There, on the floor of Westport’s cavernous Hall of Assembly, tiled with semi-precious stones in geometric patterns, the leadership of the city was debating the great question of leaving the Union. Some Aldermen stood, shaking fists or brandishing papers. Others sat, glumly watching or with heads in hands. Others bellowed over each other in at least five languages, the ringing echoes making it impossible to tell who was speaking, let alone what was being said. Others murmured to colleagues or yawned, scratched, stretched, gazed into space. A group of five or six had paused for tea in a distant corner. Men of every shape, size, colour and culture.
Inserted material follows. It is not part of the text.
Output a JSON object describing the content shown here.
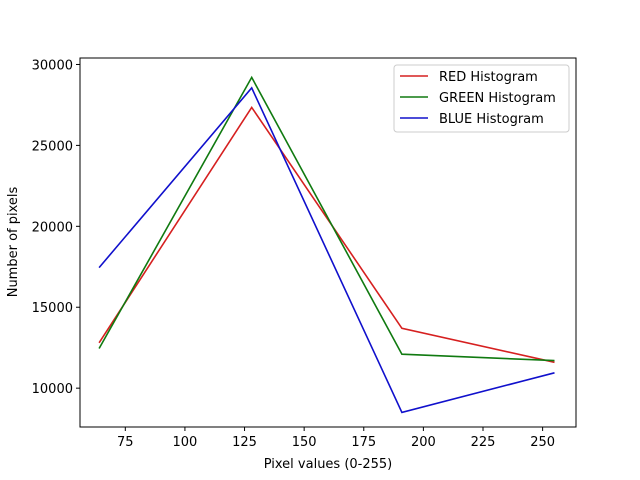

A cross section through the madly diverse population of the city they called the Crossroads of the World, wedged onto a narrow scrap of thirsty land between Styria and the South, between the Union and the Thousand Isles.

“Two hundred and thirteen of them, at the current count, and each with a vote.” Lorsen pronounced the word with evident distaste. “When it comes to arguing, the citizens of Westport are celebrated throughout the world, and this is where their most dauntless arguers stage their most intractable arguments.” The Superior peered towards a great clock on the far side of the gallery. “They’ve been at it for seven hours already today.”

Vick was not surprised. There was a stickiness to the air from all the breath they’d wasted. The Fates knew she was finding Westport more than hot enough, even in spring, but she had been told that in summer, after particularly intense sessions, it could sometimes rain inside the dome. A sort of spitty drizzling back of all their high-blown language onto the furious Aldermen below.

“Seems the opinions are somewhat entrenched down there.”

“I wish they were more so,” said Lorsen. “Thirty years ago, after we beat the Gurkish, you couldn’t have found five votes for leaving the Union. But the Styrian faction has gained a great deal of ground lately. The wars. The debts. The uprising in Valbeck. The death of King Jezal. And his son is, shall we say, not yet taken seriously on the international stage. Without mincing words—”

“Our prestige is in the night pot,” Vick finished for him.